When the Ivory Coast dumping was first exposed in 2006, Trafigura initially denied that the ship carried any toxic waste; at court, the company later denied the waste could have caused any illnesses, and was alleged to have bribed witnesses to induce them to change their stories. In May 2009, an official analysis found the dumped waste contained at least two tons of hydrogen sulphide, a chemical that is highly hazardous to surrounding communities. As one chemist told the BBC, the same amount of hydrogen sulphide dumped in the Trafalgar Square “would have people being sick for several miles around … millions of people.” A UN report found that “there seems to be strong prima facie evidence that the reported deaths and adverse health consequences are related to the dumping.”

In addition, last month the UK Guardian reported that dozens of internal emails show that Trafigura knew the wastes were hazardous from the beginning and had planned to find “some way to pay someone to take them.” Trafigura’s cover-up of the affair included several threats and lawsuits filed against numerous media outlets, including the Guardian, the BBC, and Dutch and Norwegian media.

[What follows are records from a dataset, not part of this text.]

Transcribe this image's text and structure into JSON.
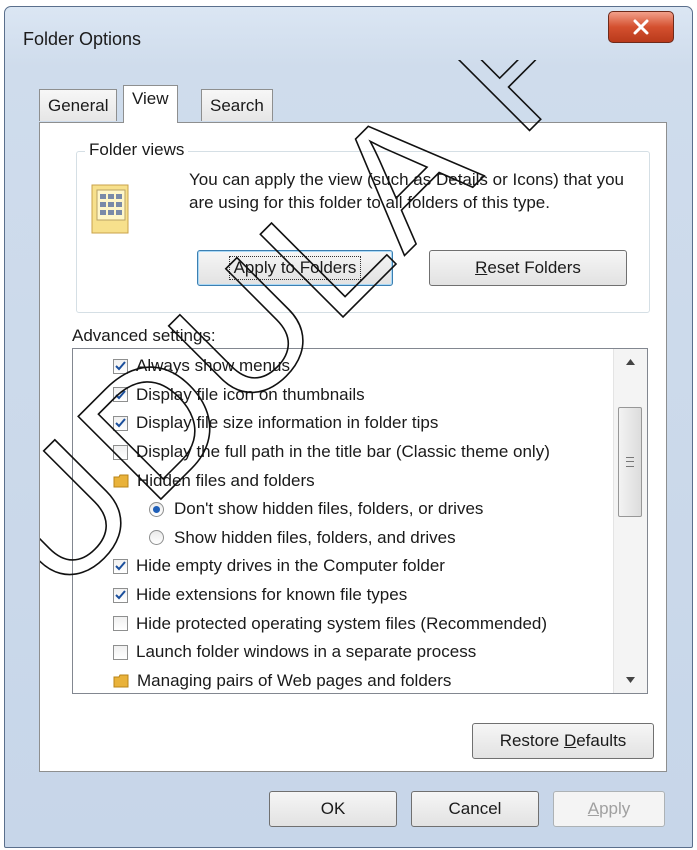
{
  "window": {
    "title": "Folder Options",
    "close_label": "x"
  },
  "tabs": [
    {
      "label": "General",
      "active": false
    },
    {
      "label": "View",
      "active": true
    },
    {
      "label": "Search",
      "active": false
    }
  ],
  "folder_views": {
    "legend": "Folder views",
    "description": "You can apply the view (such as Details or Icons) that you are using for this folder to all folders of this type.",
    "apply_label": "Apply to Folders",
    "reset_label": "Reset Folders",
    "reset_accel": "R",
    "reset_rest": "eset Folders"
  },
  "advanced": {
    "label": "Advanced settings:",
    "items": [
      {
        "type": "checkbox",
        "checked": true,
        "label": "Always show menus"
      },
      {
        "type": "checkbox",
        "checked": true,
        "label": "Display file icon on thumbnails"
      },
      {
        "type": "checkbox",
        "checked": true,
        "label": "Display file size information in folder tips"
      },
      {
        "type": "checkbox",
        "checked": false,
        "label": "Display the full path in the title bar (Classic theme only)"
      },
      {
        "type": "folder",
        "label": "Hidden files and folders"
      },
      {
        "type": "radio",
        "checked": true,
        "label": "Don't show hidden files, folders, or drives"
      },
      {
        "type": "radio",
        "checked": false,
        "label": "Show hidden files, folders, and drives"
      },
      {
        "type": "checkbox",
        "checked": true,
        "label": "Hide empty drives in the Computer folder"
      },
      {
        "type": "checkbox",
        "checked": true,
        "label": "Hide extensions for known file types"
      },
      {
        "type": "checkbox",
        "checked": false,
        "label": "Hide protected operating system files (Recommended)"
      },
      {
        "type": "checkbox",
        "checked": false,
        "label": "Launch folder windows in a separate process"
      },
      {
        "type": "folder",
        "label": "Managing pairs of Web pages and folders"
      }
    ]
  },
  "restore": {
    "pre": "Restore ",
    "accel": "D",
    "post": "efaults"
  },
  "footer": {
    "ok": "OK",
    "cancel": "Cancel",
    "apply_accel": "A",
    "apply_rest": "pply"
  },
  "watermark": {
    "text": "UDULA PR"
  },
  "colors": {
    "accent": "#1f5fb8",
    "close": "#d4502f",
    "folder": "#e9b23a"
  }
}
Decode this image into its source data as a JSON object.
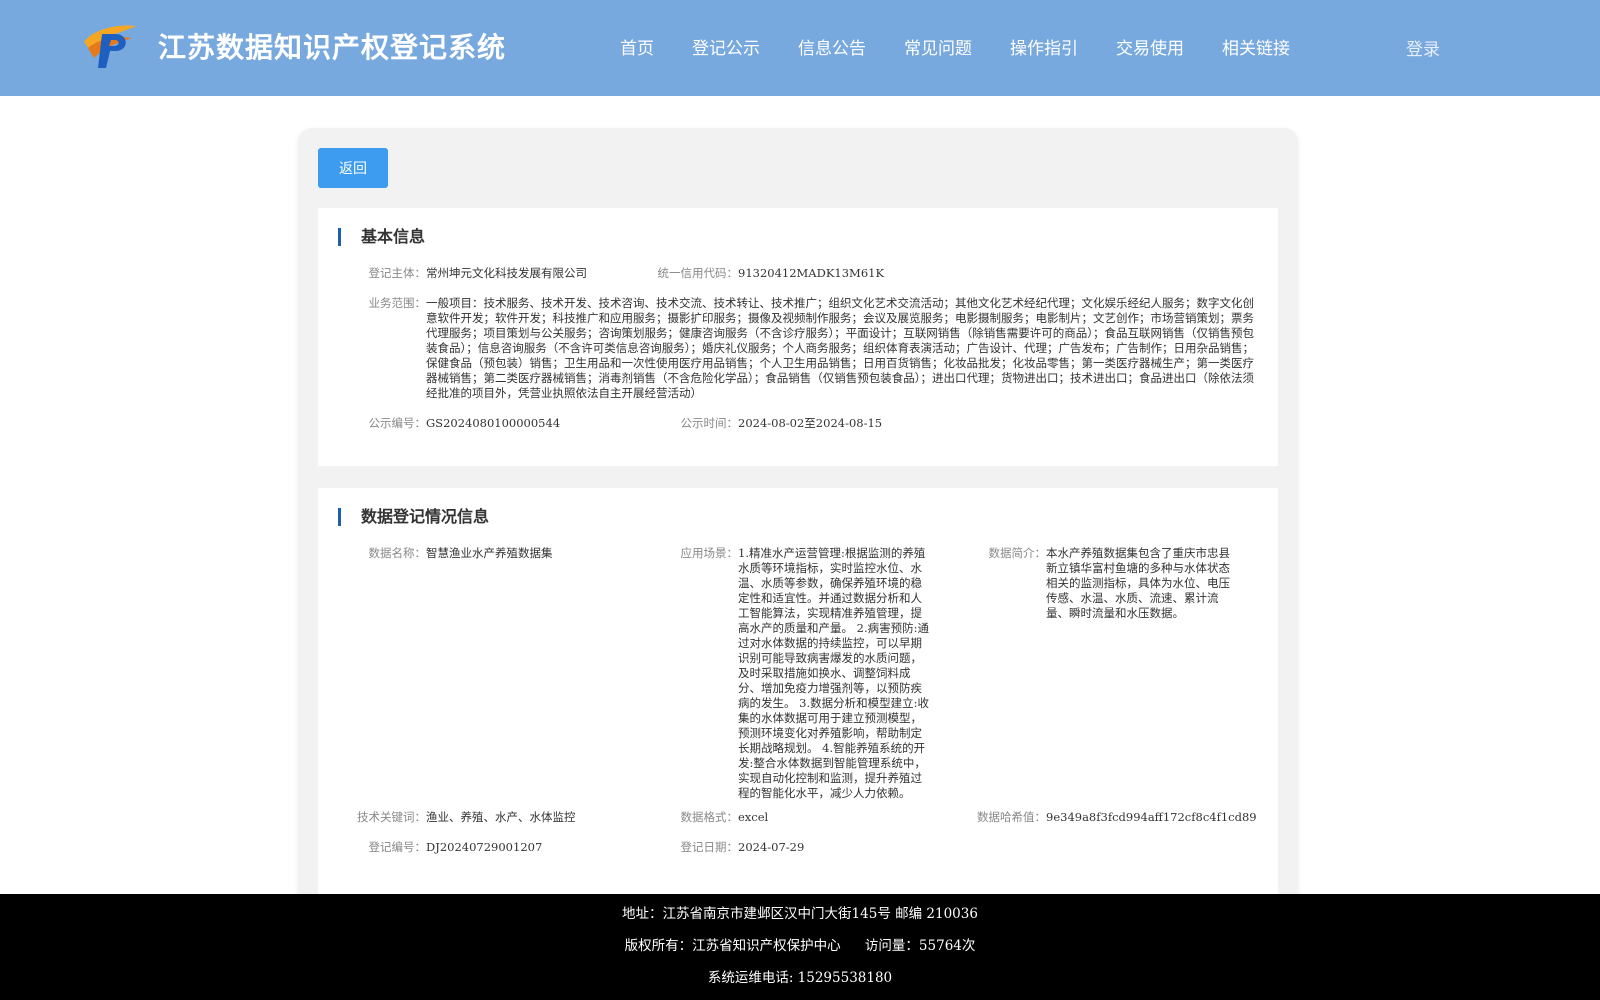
{
  "header": {
    "title": "江苏数据知识产权登记系统",
    "nav": [
      "首页",
      "登记公示",
      "信息公告",
      "常见问题",
      "操作指引",
      "交易使用",
      "相关链接"
    ],
    "login": "登录",
    "bg_color": "#78a9de"
  },
  "back_button": "返回",
  "basic_info": {
    "title": "基本信息",
    "subject_label": "登记主体：",
    "subject": "常州坤元文化科技发展有限公司",
    "credit_code_label": "统一信用代码：",
    "credit_code": "91320412MADK13M61K",
    "business_scope_label": "业务范围：",
    "business_scope": "一般项目：技术服务、技术开发、技术咨询、技术交流、技术转让、技术推广；组织文化艺术交流活动；其他文化艺术经纪代理；文化娱乐经纪人服务；数字文化创意软件开发；软件开发；科技推广和应用服务；摄影扩印服务；摄像及视频制作服务；会议及展览服务；电影摄制服务；电影制片；文艺创作；市场营销策划；票务代理服务；项目策划与公关服务；咨询策划服务；健康咨询服务（不含诊疗服务）；平面设计；互联网销售（除销售需要许可的商品）；食品互联网销售（仅销售预包装食品）；信息咨询服务（不含许可类信息咨询服务）；婚庆礼仪服务；个人商务服务；组织体育表演活动；广告设计、代理；广告发布；广告制作；日用杂品销售；保健食品（预包装）销售；卫生用品和一次性使用医疗用品销售；个人卫生用品销售；日用百货销售；化妆品批发；化妆品零售；第一类医疗器械生产；第一类医疗器械销售；第二类医疗器械销售；消毒剂销售（不含危险化学品）；食品销售（仅销售预包装食品）；进出口代理；货物进出口；技术进出口；食品进出口（除依法须经批准的项目外，凭营业执照依法自主开展经营活动）",
    "notice_no_label": "公示编号：",
    "notice_no": "GS2024080100000544",
    "notice_time_label": "公示时间：",
    "notice_time": "2024-08-02至2024-08-15"
  },
  "registration_info": {
    "title": "数据登记情况信息",
    "data_name_label": "数据名称：",
    "data_name": "智慧渔业水产养殖数据集",
    "scenario_label": "应用场景：",
    "scenario": "1.精准水产运营管理:根据监测的养殖水质等环境指标，实时监控水位、水温、水质等参数，确保养殖环境的稳定性和适宜性。并通过数据分析和人工智能算法，实现精准养殖管理，提高水产的质量和产量。 2.病害预防:通过对水体数据的持续监控，可以早期识别可能导致病害爆发的水质问题，及时采取措施如换水、调整饲料成分、增加免疫力增强剂等，以预防疾病的发生。 3.数据分析和模型建立:收集的水体数据可用于建立预测模型，预测环境变化对养殖影响，帮助制定长期战略规划。 4.智能养殖系统的开发:整合水体数据到智能管理系统中，实现自动化控制和监测，提升养殖过程的智能化水平，减少人力依赖。",
    "intro_label": "数据简介：",
    "intro": "本水产养殖数据集包含了重庆市忠县新立镇华富村鱼塘的多种与水体状态相关的监测指标，具体为水位、电压传感、水温、水质、流速、累计流量、瞬时流量和水压数据。",
    "keywords_label": "技术关键词：",
    "keywords": "渔业、养殖、水产、水体监控",
    "format_label": "数据格式：",
    "format": "excel",
    "hash_label": "数据哈希值：",
    "hash": "9e349a8f3fcd994aff172cf8c4f1cd89",
    "reg_no_label": "登记编号：",
    "reg_no": "DJ20240729001207",
    "reg_date_label": "登记日期：",
    "reg_date": "2024-07-29"
  },
  "footer": {
    "address": "地址：江苏省南京市建邺区汉中门大街145号 邮编 210036",
    "copyright": "版权所有：江苏省知识产权保护中心",
    "visits": "访问量：55764次",
    "phone": "系统运维电话: 15295538180"
  }
}
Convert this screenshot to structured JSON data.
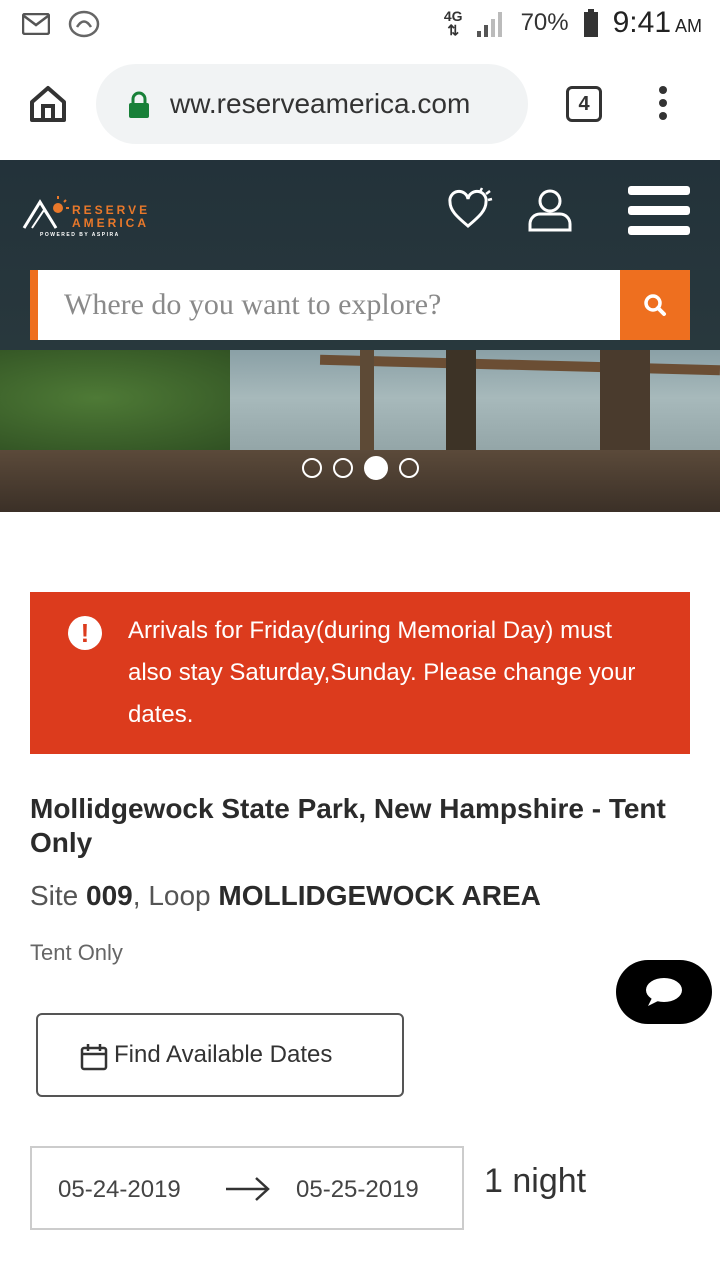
{
  "status_bar": {
    "network": "4G",
    "battery": "70%",
    "time": "9:41",
    "ampm": "AM"
  },
  "browser": {
    "url": "ww.reserveamerica.com",
    "tab_count": "4"
  },
  "header": {
    "logo_line1": "RESERVE",
    "logo_line2": "AMERICA",
    "logo_sub": "POWERED BY ASPIRA",
    "search_placeholder": "Where do you want to explore?"
  },
  "carousel": {
    "slides": 4,
    "active_index": 2
  },
  "alert": {
    "message": "Arrivals for Friday(during Memorial Day) must also stay Saturday,Sunday. Please change your dates.",
    "icon": "exclamation-icon"
  },
  "site": {
    "park_name": "Mollidgewock State Park, New Hampshire - Tent Only",
    "site_label": "Site",
    "site_number": "009",
    "loop_label": "Loop",
    "loop_name": "MOLLIDGEWOCK AREA",
    "site_type": "Tent Only"
  },
  "booking": {
    "find_dates_label": "Find Available Dates",
    "arrival": "05-24-2019",
    "departure": "05-25-2019",
    "nights": "1 night"
  },
  "colors": {
    "accent_orange": "#ee6f1f",
    "alert_red": "#dc3b1d",
    "header_dark": "#23323a"
  }
}
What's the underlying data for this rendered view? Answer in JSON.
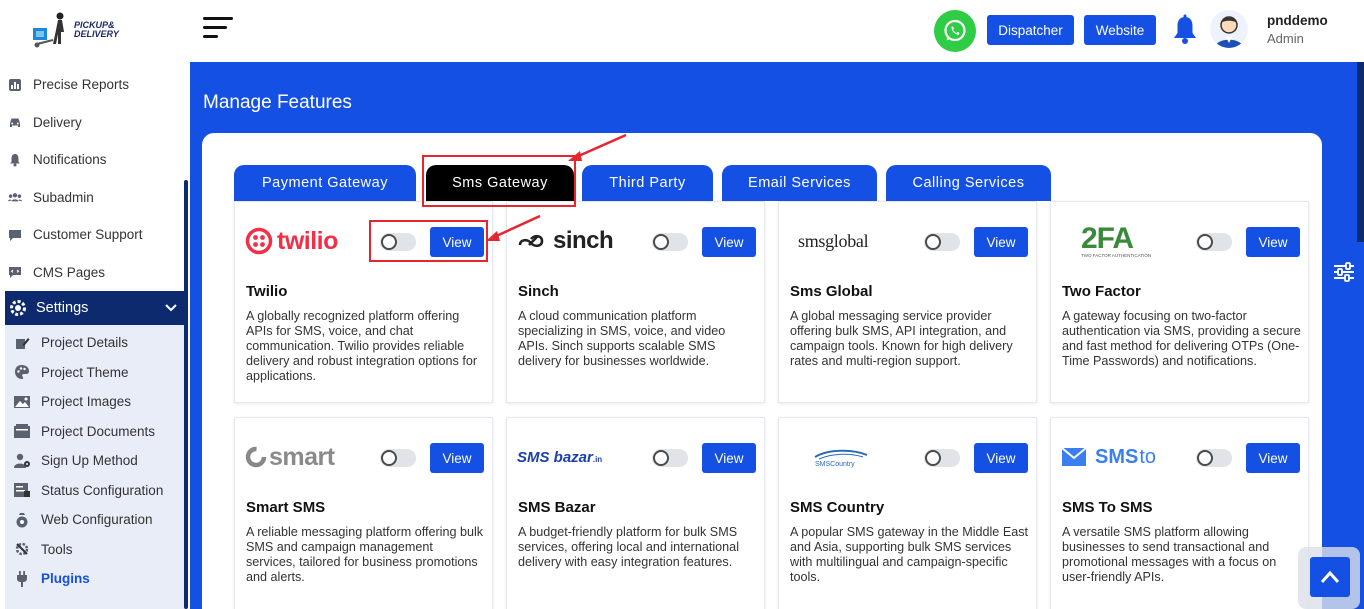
{
  "logo": {
    "text_line1": "PICKUP&",
    "text_line2": "DELIVERY"
  },
  "sidebar": {
    "items": [
      {
        "label": "Precise Reports",
        "icon": "report-icon"
      },
      {
        "label": "Delivery",
        "icon": "car-icon"
      },
      {
        "label": "Notifications",
        "icon": "bell-icon"
      },
      {
        "label": "Subadmin",
        "icon": "users-icon"
      },
      {
        "label": "Customer Support",
        "icon": "chat-icon"
      },
      {
        "label": "CMS Pages",
        "icon": "code-icon"
      }
    ],
    "active": {
      "label": "Settings",
      "icon": "gear-icon"
    },
    "sub_items": [
      {
        "label": "Project Details",
        "icon": "pencil-icon"
      },
      {
        "label": "Project Theme",
        "icon": "palette-icon"
      },
      {
        "label": "Project Images",
        "icon": "image-icon"
      },
      {
        "label": "Project Documents",
        "icon": "documents-icon"
      },
      {
        "label": "Sign Up Method",
        "icon": "user-gear-icon"
      },
      {
        "label": "Status Configuration",
        "icon": "status-icon"
      },
      {
        "label": "Web Configuration",
        "icon": "bag-icon"
      },
      {
        "label": "Tools",
        "icon": "tools-icon"
      },
      {
        "label": "Plugins",
        "icon": "plug-icon"
      }
    ]
  },
  "header": {
    "dispatcher_label": "Dispatcher",
    "website_label": "Website",
    "user_name": "pnddemo",
    "user_role": "Admin"
  },
  "page": {
    "title": "Manage Features"
  },
  "tabs": [
    {
      "label": "Payment Gateway"
    },
    {
      "label": "Sms Gateway"
    },
    {
      "label": "Third Party"
    },
    {
      "label": "Email Services"
    },
    {
      "label": "Calling Services"
    }
  ],
  "active_tab": "Sms Gateway",
  "view_label": "View",
  "providers": [
    {
      "logo_text": "twilio",
      "name": "Twilio",
      "desc": "A globally recognized platform offering APIs for SMS, voice, and chat communication. Twilio provides reliable delivery and robust integration options for applications."
    },
    {
      "logo_text": "sinch",
      "name": "Sinch",
      "desc": "A cloud communication platform specializing in SMS, voice, and video APIs. Sinch supports scalable SMS delivery for businesses worldwide."
    },
    {
      "logo_text": "smsglobal",
      "name": "Sms Global",
      "desc": "A global messaging service provider offering bulk SMS, API integration, and campaign tools. Known for high delivery rates and multi-region support."
    },
    {
      "logo_text": "2FA",
      "logo_sub": "TWO FACTOR AUTHENTICATION",
      "name": "Two Factor",
      "desc": "A gateway focusing on two-factor authentication via SMS, providing a secure and fast method for delivering OTPs (One-Time Passwords) and notifications."
    },
    {
      "logo_text": "smart",
      "name": "Smart SMS",
      "desc": "A reliable messaging platform offering bulk SMS and campaign management services, tailored for business promotions and alerts."
    },
    {
      "logo_text": "SMS bazar",
      "logo_sub": ".in",
      "name": "SMS Bazar",
      "desc": "A budget-friendly platform for bulk SMS services, offering local and international delivery with easy integration features."
    },
    {
      "logo_text": "SMSCountry",
      "name": "SMS Country",
      "desc": "A popular SMS gateway in the Middle East and Asia, supporting bulk SMS services with multilingual and campaign-specific tools."
    },
    {
      "logo_text": "SMS",
      "logo_sub": "to",
      "name": "SMS To SMS",
      "desc": "A versatile SMS platform allowing businesses to send transactional and promotional messages with a focus on user-friendly APIs."
    }
  ],
  "colors": {
    "primary": "#1550e4",
    "navy": "#0e2a6e",
    "active_tab": "#000000",
    "highlight": "#e5262f",
    "whatsapp": "#2fcc45",
    "twilio": "#f22f46"
  }
}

The Ivory Coast mess was the latest in a long line of Trafigura’s dirty and lethal operations. In 2001, the company smuggled 500,000 barrels of oil out of Iraq, allegedly after bribing a UN inspector, when that country was under a UN embargo. Trafigura was later fined $20 million for the incident. In 2006, a Trafigura sweetheart oil deal in Jamaica was exposed to have resulted from payments the company made to the ruling party there. The company was also alleged to have bribed South African officials for oil contracts there. In 2007, an explosion at a  Trafigura-contracted facility in Norway led to one of the worst pollution incidents ever there, leaving hundreds of residents ill throughout the area.